One shorthand way of describing things is this: Romero was a figure beloved of the Catholic left who didn’t always get the admiration (or even the fair hearing) he deserved among some conservative Catholics because of Reagan-era alliances, political and cultural polarization, and the church’s general state of civil war. And so his beatification allows Rome to heal certain Cold War wounds, to honor the best in what 1980s-era “social justice” Catholicism represented, and to invite skeptics of that strand within the church to set aside some of their biases and preconceptions — read Father Dwight Longenecker, a theological conservative priest-blogger, on his own reassessment of Romero — all without endorsing the specific ideological-theological currents that John Paul II specifically condemned.

This is a bit reductive, because I’m bracketing the interesting debate around definitions of martyrdom, where skeptics of Romero’s swift beatification had a theological rather than political argument. But I think it’s fair to look at the progress of the slain archbishop’s cause — which was originally unblocked, not by Francis, but by Benedict — as a case study in how Catholicism often unpolarizes itself after an era of division … by including and sifting, you might say, recognizing sanctity in once-controversial figures without blessing every idea that those figures’ various admirers and partisans have embraced.

Then the second case study comes from the sex abuse commission appointed by Francis, which has just raised the key outstanding issue in the church’s reckoning with sexual misconduct — the need to have a mechanism of accountability for bishops who ignore or cover up allegations against priests. The failure to establish such a mechanism was the signal omission in Benedict’s otherwise laudable efforts in this area, and when Francis was elected I opined that the shadow of scandal and media suspicion couldn’t be lifted from the church without one. Subsequent events have suggested that I wasn’t completely correct, since the press, enthused and fascinated on other fronts, hasn’t exactly held the pope’s feet to the fire on this issue … but I think the basic point is still sound, and that the issue has the potential to return and return and return without some formal process for dealing with the episcopal disasters that continue to surface.

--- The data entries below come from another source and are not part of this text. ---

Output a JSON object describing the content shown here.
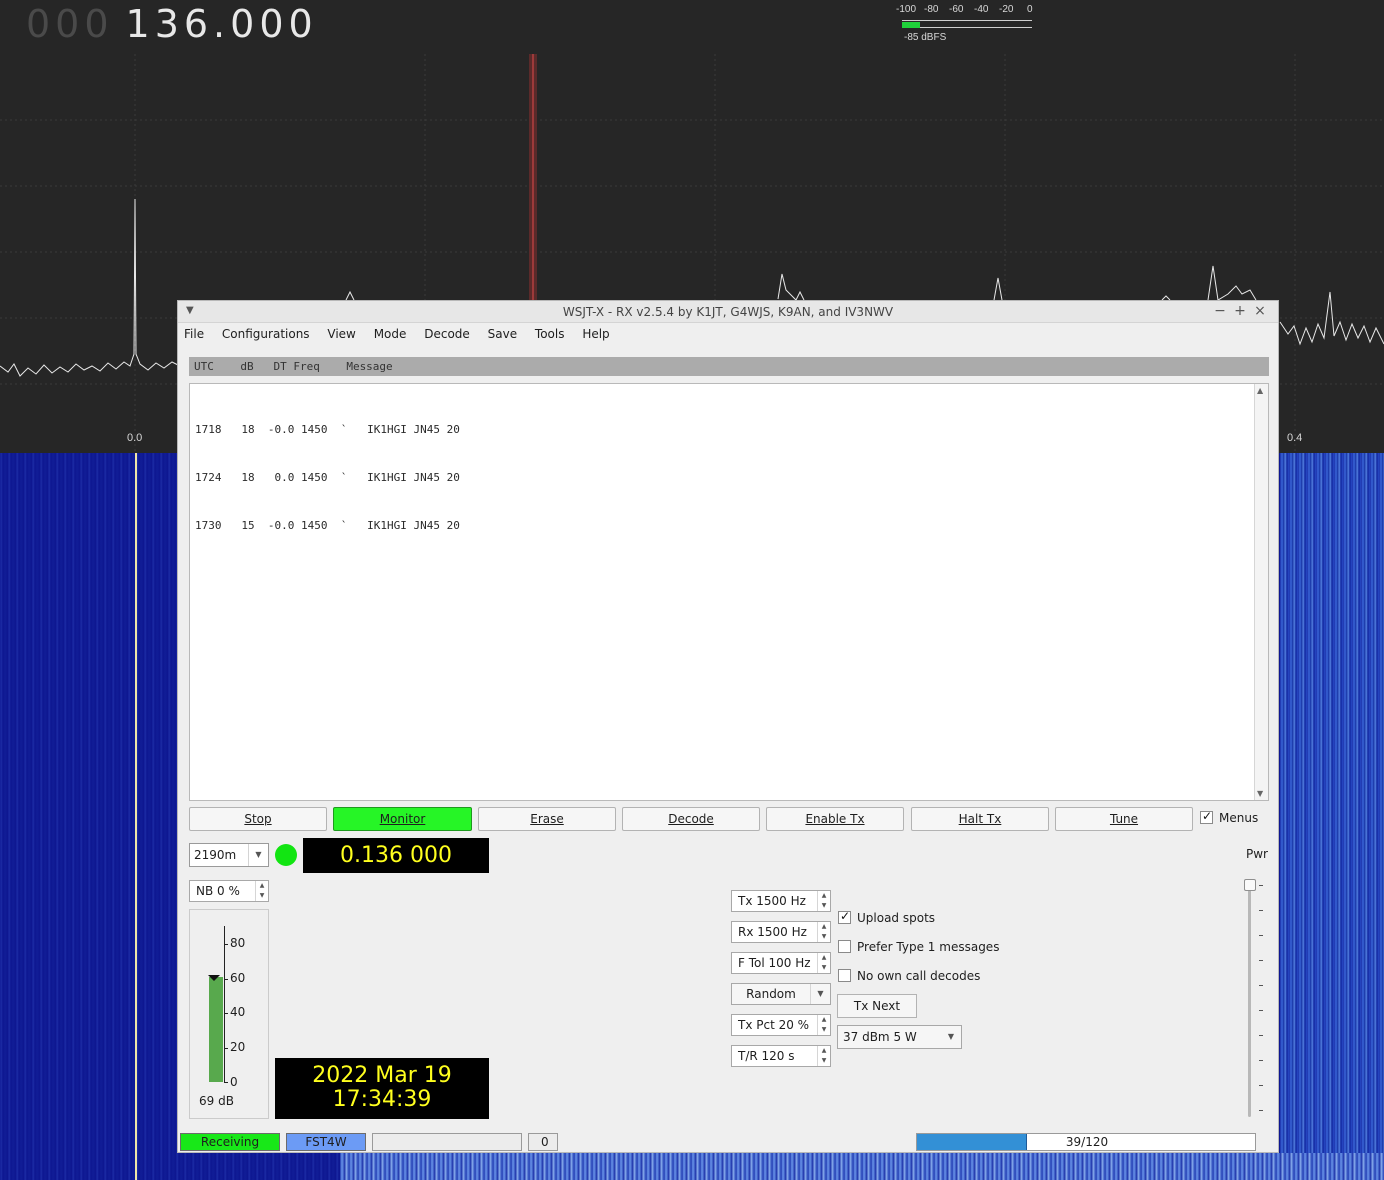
{
  "sdr": {
    "freq_dim": "000",
    "freq_main": "136.000",
    "smeter_ticks": [
      "-100",
      "-80",
      "-60",
      "-40",
      "-20",
      "0"
    ],
    "smeter_level_fraction": 0.14,
    "smeter_dbfs": "-85 dBFS",
    "axis_left": "0.0",
    "axis_right": "0.4"
  },
  "window": {
    "title": "WSJT-X - RX   v2.5.4   by K1JT, G4WJS, K9AN, and IV3NWV",
    "controls": {
      "minimize": "−",
      "maximize": "+",
      "close": "×"
    }
  },
  "menu": [
    "File",
    "Configurations",
    "View",
    "Mode",
    "Decode",
    "Save",
    "Tools",
    "Help"
  ],
  "decodes": {
    "header": "UTC    dB   DT Freq    Message",
    "lines": [
      "1718   18  -0.0 1450  `   IK1HGI JN45 20",
      "1724   18   0.0 1450  `   IK1HGI JN45 20",
      "1730   15  -0.0 1450  `   IK1HGI JN45 20"
    ]
  },
  "buttons": {
    "stop": "Stop",
    "monitor": "Monitor",
    "erase": "Erase",
    "decode": "Decode",
    "enable_tx": "Enable Tx",
    "halt_tx": "Halt Tx",
    "tune": "Tune",
    "tx_next": "Tx Next"
  },
  "menus_checkbox": {
    "label": "Menus",
    "checked": true
  },
  "band": {
    "value": "2190m"
  },
  "dial_frequency": "0.136 000",
  "pwr_label": "Pwr",
  "nb": "NB  0  %",
  "signal_meter": {
    "ticks": [
      "80",
      "60",
      "40",
      "20",
      "0"
    ],
    "level_db": 69,
    "label": "69 dB"
  },
  "datetime": {
    "date": "2022 Mar 19",
    "time": "17:34:39"
  },
  "tx_controls": {
    "tx": "Tx  1500  Hz",
    "rx": "Rx  1500  Hz",
    "ftol": "F Tol  100  Hz",
    "random": "Random",
    "txpct": "Tx Pct 20  %",
    "tr": "T/R  120  s",
    "power": "37 dBm  5 W"
  },
  "options": {
    "upload_spots": {
      "label": "Upload spots",
      "checked": true
    },
    "prefer_type1": {
      "label": "Prefer Type 1 messages",
      "checked": false
    },
    "no_own_call": {
      "label": "No own call decodes",
      "checked": false
    }
  },
  "status": {
    "receiving": "Receiving",
    "mode": "FST4W",
    "count": "0",
    "progress_label": "39/120",
    "progress_fraction": 0.325
  },
  "colors": {
    "monitor_active": "#26f526",
    "receiving": "#18e818",
    "mode_badge": "#6c9bf5",
    "lcd_text": "#ffff1e",
    "waterfall": "#0d1690"
  }
}
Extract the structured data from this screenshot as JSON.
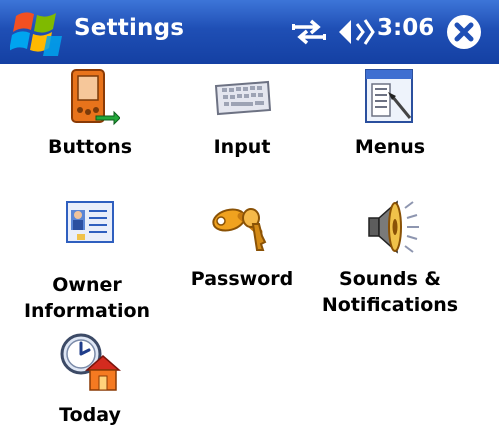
{
  "titlebar": {
    "title": "Settings",
    "time": "3:06"
  },
  "icons": {
    "start": "windows-flag-icon",
    "connectivity": "connectivity-arrows-icon",
    "volume": "speaker-volume-icon",
    "close": "close-icon"
  },
  "items": [
    {
      "label": "Buttons",
      "icon": "pda-buttons-icon"
    },
    {
      "label": "Input",
      "icon": "keyboard-icon"
    },
    {
      "label": "Menus",
      "icon": "menu-window-icon"
    },
    {
      "label_lines": [
        "Owner",
        "Information"
      ],
      "icon": "owner-card-icon"
    },
    {
      "label": "Password",
      "icon": "keys-icon"
    },
    {
      "label_lines": [
        "Sounds &",
        "Notifications"
      ],
      "icon": "speaker-icon"
    },
    {
      "label": "Today",
      "icon": "clock-home-icon"
    }
  ]
}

Francis has established some potential precedents in this area, removing a Paraguayan bishop for protecting an accused abuser and ordering an investigation of Kansas City’s bishop for his handling of a pedophile priest. But those remain ad hoc exercises, and since both bishops are on the traditional end of the Catholic spectrum those cases have been read by some as cases of theological score-settling rather than just disinterested discipline. I think/hope that reading is mistaken, but either way it highlights the need for a more formal and transparent process. And since sex abuse has been an issue that’s cut across every theological divide within the church, such a reform has the potential to unify and satisfy Catholics of differing views … while at the same (hopefully) turning the page, at last, on one of the defining crises of the post-conciliar church.

When I embarked on my run of alarmist pieces and conversations about Catholicism last fall, I made a point of stressing that nothing yet had happened that would prevent Francis from continuing to unify Catholics of differing views “in admiration for his ministry,” or from ultimately bequeathing a less polarized church to his successor. My alarm has not abated since (though I’ve deliberately taken some time off from expressing it), but that more optimistic analysis stands, and I think both Blessed Oscar Romero and the possibility of stronger episcopal accountability around sex abuse offer two examples (among many, including on issues of greater immediate controversy) of how that kind of unifying legacy might be forged. As for whether it will be, the next year will tell us a great deal.